In the fight against payment card fraud, law enforcement has always argued that retail must work together with police. But one top police official this week grew frustrated with a large retail chain when a woman purchased a stack of iPads in-store and completed the order by using 12 different credit cards—all bogus, of course.
New York City Police Commissioner showed an audience the video of the $3,000 fraud and, according to a report in Women’s Wear Daily, he was “scoffing at how the clerk ignored the fact that the woman was paying with 12 cards.”
Although the problem is certainly frustrating to law enforcement, it’s not a matter necessarily of careless or apathetic store associates/cashiers. Many chains instruct cashiers to not look for fraud and to certainly not challenge thiefs, which is a nod to both legal liability and not wanting to put employees in harm’s way. At best, a silent button can be hit alerting loss prevention.

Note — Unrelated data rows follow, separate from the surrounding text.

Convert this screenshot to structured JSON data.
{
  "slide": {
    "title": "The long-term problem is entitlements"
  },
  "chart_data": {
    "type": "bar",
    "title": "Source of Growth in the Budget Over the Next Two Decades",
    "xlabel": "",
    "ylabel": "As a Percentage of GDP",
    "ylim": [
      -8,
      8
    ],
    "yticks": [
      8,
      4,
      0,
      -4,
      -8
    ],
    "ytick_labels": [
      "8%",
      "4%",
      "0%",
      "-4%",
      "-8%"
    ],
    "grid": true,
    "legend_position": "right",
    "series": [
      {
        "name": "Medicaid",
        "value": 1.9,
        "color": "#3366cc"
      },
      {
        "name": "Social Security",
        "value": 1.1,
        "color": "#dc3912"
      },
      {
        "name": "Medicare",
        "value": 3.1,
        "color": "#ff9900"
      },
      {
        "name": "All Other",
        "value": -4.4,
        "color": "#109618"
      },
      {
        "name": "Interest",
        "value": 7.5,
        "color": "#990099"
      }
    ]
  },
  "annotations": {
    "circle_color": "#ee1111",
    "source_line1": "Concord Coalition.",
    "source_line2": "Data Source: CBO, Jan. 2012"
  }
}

Also, the instructions to cashiers to invariably based on speeding up the line, which discourages taking the time for common-sense observations. (When scanning an item and it displays “chewing gum,” did you notice that it was actually a flat-screen TV?)
This is one of the reasons thieves would try scams such as the 12 credit card purchase at a large chain but would never try it at a mom-and-pop retailer, where the cashier is quite possibly an owner or a relative of the owner—and would tend to really care about such fraud.